Authorities learned Villabrille had shot through the back-door lock of the home where the second officer was shot, and he was hiding inside. Around 11:15 p.m., police fired tear gas into the home in an attempt to flush him out.
But rather than evacuate, Villabrille — sounding despondent and possibly suicidal — called 911, saying he had a hostage, Lucero said. But police determined he was lying and around 2 a.m. after further negotiation, during which Villabrille fired a shot in the home, tactical teams fired more gas into the residence.
“We believe the gas ignited a fire, which firefighters made numerous attempts to extinguish,” Lucero said.
Police Move In
But under the threat of the armed-and-dangerous suspect, firefighters battled the blaze, which whipped up into a fully involved inferno, from engines parked on the street. By 7:30 a.m., they appeared to get the upper hand on the flames, and police moved in.
Officers found Villabrille dead in a closet along with the gun believed to have been used in the attacks. A small dog belonging to the family renting the home perished in the fire, Lucero said. That couple were not in the residence when the suspect forced his way in.
Wednesday’s episode was not Villabrille’s first encounter with law enforcement. His rap sheet of more than a dozen cases in Santa Clara County includes charges as recent as 2013 of being under the influence of drugs, narcotics possession, weapons violations and providing false information to police.
Sent Back To Jail
He’s been paroled and returned to jail scores of times dating to the mid-1990s for crimes such as assault with a deadly weapon, and being a felon in possession of ammunition and carrying a loaded firearm.
On at least two other occasions, Villabrille was charged in connection with evading San Jose police. In July 2010, officers used a stun gun while arresting him when he tossed an icepick and hypodermic needles out his car window while fleeing police, Santa Clara County Superior Court records show.
Then in April 2011, while on parole for a weapons violation, he ditched his drugs and ran on foot when he was stopped by officers. When the police caught him, he told them he had smoked PCP and methamphetamine before their encounter, according to court records.
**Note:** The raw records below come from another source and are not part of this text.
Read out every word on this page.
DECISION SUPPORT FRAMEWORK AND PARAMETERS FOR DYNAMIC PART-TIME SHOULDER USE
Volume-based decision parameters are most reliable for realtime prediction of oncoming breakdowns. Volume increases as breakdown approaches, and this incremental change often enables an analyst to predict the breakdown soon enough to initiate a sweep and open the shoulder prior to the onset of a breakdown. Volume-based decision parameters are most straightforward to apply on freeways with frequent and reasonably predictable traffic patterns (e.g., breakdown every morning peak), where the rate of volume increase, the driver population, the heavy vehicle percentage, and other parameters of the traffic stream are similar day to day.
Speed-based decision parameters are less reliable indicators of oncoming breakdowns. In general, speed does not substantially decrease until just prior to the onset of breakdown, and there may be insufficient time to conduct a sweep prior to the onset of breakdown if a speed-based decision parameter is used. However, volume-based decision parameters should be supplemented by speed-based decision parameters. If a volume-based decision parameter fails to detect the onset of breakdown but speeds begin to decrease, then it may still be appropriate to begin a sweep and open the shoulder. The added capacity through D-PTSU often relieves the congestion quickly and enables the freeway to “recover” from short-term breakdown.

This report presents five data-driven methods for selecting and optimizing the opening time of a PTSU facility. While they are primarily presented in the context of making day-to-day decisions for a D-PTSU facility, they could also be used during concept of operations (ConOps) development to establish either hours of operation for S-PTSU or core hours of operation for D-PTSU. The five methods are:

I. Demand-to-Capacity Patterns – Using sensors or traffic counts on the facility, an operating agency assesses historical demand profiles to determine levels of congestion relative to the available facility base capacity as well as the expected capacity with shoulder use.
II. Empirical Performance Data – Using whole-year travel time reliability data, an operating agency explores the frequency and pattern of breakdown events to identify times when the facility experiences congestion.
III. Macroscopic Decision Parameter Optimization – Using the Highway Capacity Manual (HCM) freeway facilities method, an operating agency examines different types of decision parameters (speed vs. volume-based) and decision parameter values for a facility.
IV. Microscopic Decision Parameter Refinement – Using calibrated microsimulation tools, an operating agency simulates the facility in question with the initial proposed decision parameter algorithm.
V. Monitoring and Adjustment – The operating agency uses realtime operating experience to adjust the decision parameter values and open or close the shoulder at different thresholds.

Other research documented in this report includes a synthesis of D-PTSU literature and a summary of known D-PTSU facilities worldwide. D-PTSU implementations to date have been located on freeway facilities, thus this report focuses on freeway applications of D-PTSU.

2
Villabrille had an active bench warrant, issued two weeks ago, for his arrest at the time of Wednesday’s shooting.
His family in San Jose, who had been estranged from him, were left stunned by the deadly turn of events.
‘Out Of The Blue’
“I honestly don’t know what to feel,” Villabrille’s half-brother, Joseph Villabrille, 29, told The Chronicle Thursday. “It’s been years since I’ve seen him.”
He said he’d seen his brother only a handful of times when he “would show up out of the blue.”
Gerald Villabrille recently lived at a home on the 2400 block of Karen Drive in Santa Clara. His next-door neighbor, 59-year-old Joe Viorato, described the man on Thursday afternoon as “very nice” and “friendly with everybody.”
Viorato, who recently underwent a liver transplant, moved into the neighborhood five months ago and said Villabrille helped him carry boxes into his home. Learning his neighbor was the suspect in Wednesday’s violent episode was “shocking,” Viorato said outside his home.